Major US Jewish groups slam statements by Bernie Sanders over Israel as 'widly inaccurate'
Major American Jewish groups slammed an allegation about Israel made by Democratic presidential hopeful Bernie Sanders.
During an interview with the editorial board of the New York Daily News, Sanders argued that “over 10,000 innocent people were killed in Gaza” – during Operation Protective Edge, Israel’s war against Hamas in the summer of 2014 — when “a whole lot of apartment houses were leveled” and “hospitals… bombed.”
The Anti-Defamation League (ADL) blasted Sanders for his “misstatements regarding the 2014 conflict between Israel and the terrorist group Hamas.”
In a statement, ADL CEO Jonathan A. Greenblatt declared: “Even the highest number of casualties claimed by Palestinian sources that include Hamas members engaged in attacking Israel is five times less than the number cited by Bernie Sanders. As Mr. Sanders publicly discusses his approach to key US foreign policy priorities, including Israeli-Palestinian negotiations, accuracy and accountability are essential for the voting public, but also for US credibility in the international community.”
Sanders also said on Monday that if Israel wanted to have a positive relationship with the United States, it would have to improve its relationship with the Palestinians.
When pushed by the Daily News to elaborate on his past calls for Israel to pull back from West Bank settlements, Sanders said that "long-term, we cannot ignore the reality that you have large numbers of Palestinians who are suffering now, poverty rate off the charts, unemployment off the charts, Gaza remaining a destroyed area."
The Simon Wiesenthal Center (SWC) and B’nai B’rith also decried Sanders’ allegations.
“The road to Senator Sanders’ repetition of this outrageous slander started with Hamas lies and the failure of an intimidated media in Gaza to do little but publish the original blood libel in their dispatches and mouth them on air,” SWC Associate Dean Rabbi Abraham Cooper said.
“But that is no excuse for a veteran senator, running for the presidency of the United States, who always had access to the real story. Secondly, his narrative doesn’t include the thousands of rockets fired at Israeli civilians from Gaza, and Hamas’ ongoing strategy of using its civilian infrastructure as a shield against Israel.”
Cooper was referring to the terrorist organization’s inflated death-toll numbers, and its use of populated apartment buildings, hospitals and even UN-run schools as bases for weapons caches and rocket-launching pads – both to prevent Israel from attacking the sites and to incur civilian casualties to present as statistics for foreign consumption.
He called on Sanders to “immediately acknowledge that he made a huge error and apologize to the people of Israel.”
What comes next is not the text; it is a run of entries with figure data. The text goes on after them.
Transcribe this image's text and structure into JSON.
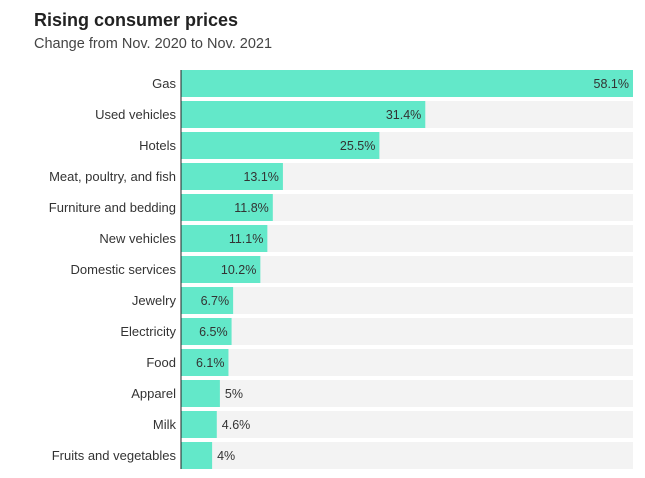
{
  "chart_data": {
    "type": "bar",
    "orientation": "horizontal",
    "title": "Rising consumer prices",
    "subtitle": "Change from Nov. 2020 to Nov. 2021",
    "xlabel": "",
    "ylabel": "",
    "xlim": [
      0,
      58.1
    ],
    "grid": false,
    "legend": "none",
    "categories": [
      "Gas",
      "Used vehicles",
      "Hotels",
      "Meat, poultry, and fish",
      "Furniture and bedding",
      "New vehicles",
      "Domestic services",
      "Jewelry",
      "Electricity",
      "Food",
      "Apparel",
      "Milk",
      "Fruits and vegetables"
    ],
    "values": [
      58.1,
      31.4,
      25.5,
      13.1,
      11.8,
      11.1,
      10.2,
      6.7,
      6.5,
      6.1,
      5,
      4.6,
      4
    ],
    "labels": [
      "58.1%",
      "31.4%",
      "25.5%",
      "13.1%",
      "11.8%",
      "11.1%",
      "10.2%",
      "6.7%",
      "6.5%",
      "6.1%",
      "5%",
      "4.6%",
      "4%"
    ],
    "colors": {
      "bar": "#63e8c9",
      "track": "#f3f3f3",
      "axis": "#222222"
    }
  }
}
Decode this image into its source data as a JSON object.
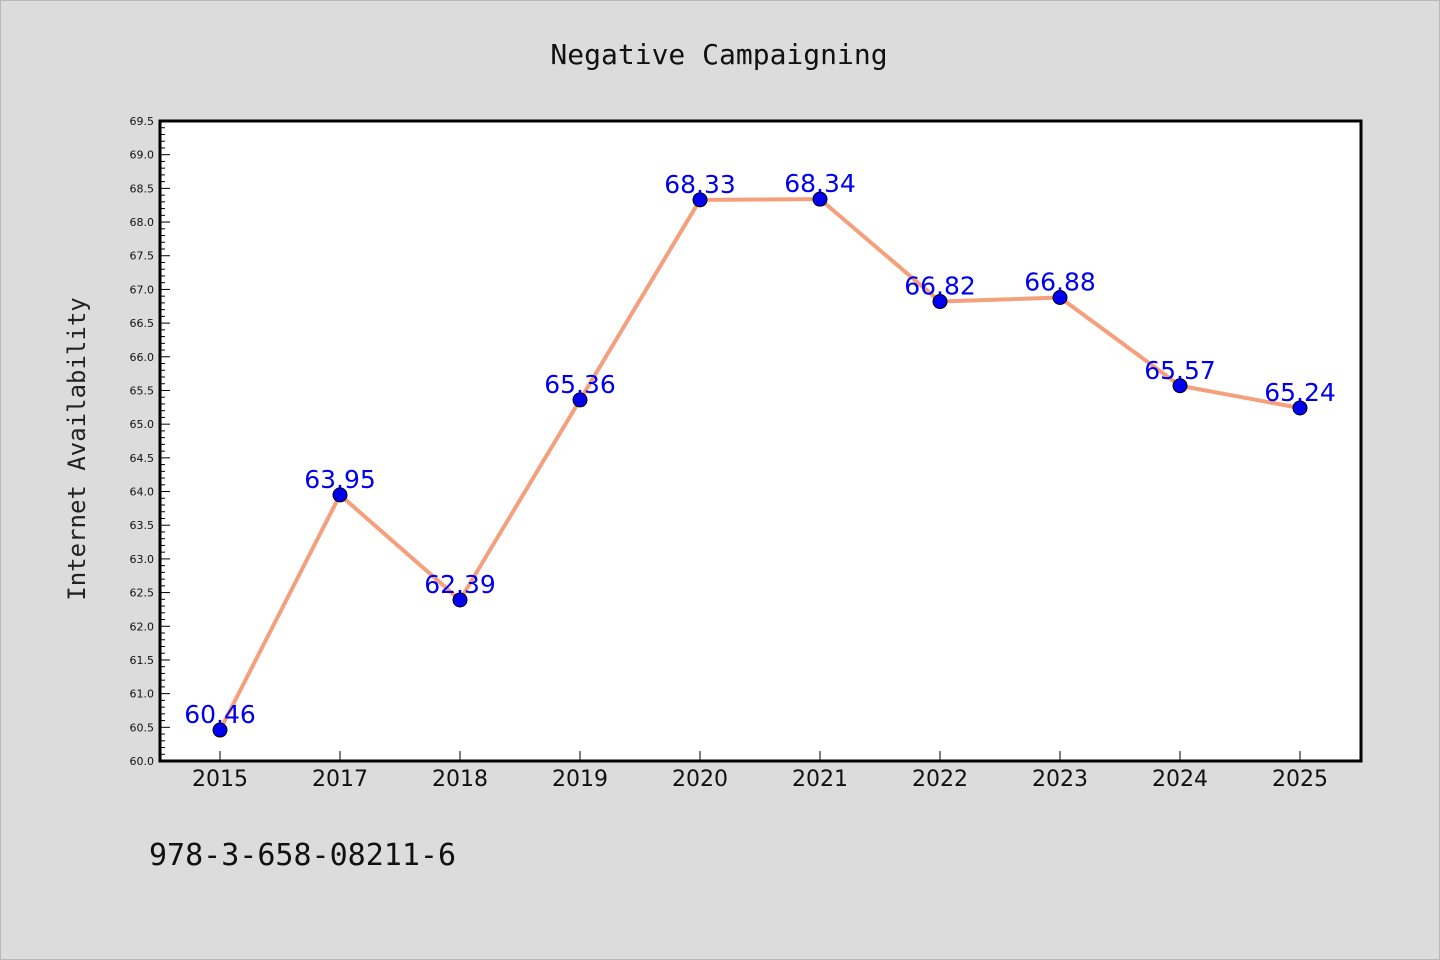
{
  "chart_data": {
    "type": "line",
    "title": "Negative Campaigning",
    "xlabel": "",
    "ylabel": "Internet Availability",
    "categories": [
      "2015",
      "2017",
      "2018",
      "2019",
      "2020",
      "2021",
      "2022",
      "2023",
      "2024",
      "2025"
    ],
    "series": [
      {
        "values": [
          60.46,
          63.95,
          62.39,
          65.36,
          68.33,
          68.34,
          66.82,
          66.88,
          65.57,
          65.24
        ],
        "data_labels": [
          "60.46",
          "63.95",
          "62.39",
          "65.36",
          "68.33",
          "68.34",
          "66.82",
          "66.88",
          "65.57",
          "65.24"
        ],
        "line_color": "#f4a07c",
        "marker_color": "#0000ee",
        "label_color": "#0000ee"
      }
    ],
    "ylim": [
      60.0,
      69.5
    ],
    "yticks": [
      "60.0",
      "60.5",
      "61.0",
      "61.5",
      "62.0",
      "62.5",
      "63.0",
      "63.5",
      "64.0",
      "64.5",
      "65.0",
      "65.5",
      "66.0",
      "66.5",
      "67.0",
      "67.5",
      "68.0",
      "68.5",
      "69.0",
      "69.5"
    ],
    "grid": false,
    "legend": "none"
  },
  "footer": {
    "text": "978-3-658-08211-6"
  },
  "colors": {
    "background": "#dcdcdc",
    "plot_background": "#ffffff",
    "axis": "#000000"
  }
}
B’nai B’rith International Executive Vice President Daniel S. Mariaschin was equally harsh in his criticism of the candidate.
“It appears that Sanders has accepted the Palestinian narrative on the Gaza war whole cloth,” he told The Algemeiner. “But let’s not even start with the wild inaccuracy of his number. Let’s talk about the fact that he didn’t even mention Hamas’ use of the population it rules in Gaza as human shields in those hospitals and apartment buildings he was referring to. Nor did he point out that Israel sent unprecedented warnings to the civilian population in Gaza to evacuate areas it was going to target, by dropping leaflets, sending emails and making phone calls – a practice unique to Israel during wartime.”
By failing to provide the context, Mariaschin said, Sanders was presenting the Hamas narrative, something that is “unacceptable.”
“We have had enough problems on this score without presidential candidates engaging in discourse that is full of wild inaccuracies on what happened during Operation Protective Edge. He should have educated himself before speaking about it, and it is now important that he do so for the future.”
Sanders’ spokesman Michael Briggs responded to requests for clarification by claiming: ”There is no candidate for president who will be a stronger supporter of Israel’s right to exist in freedom, peace and security,” and then going on the offensive.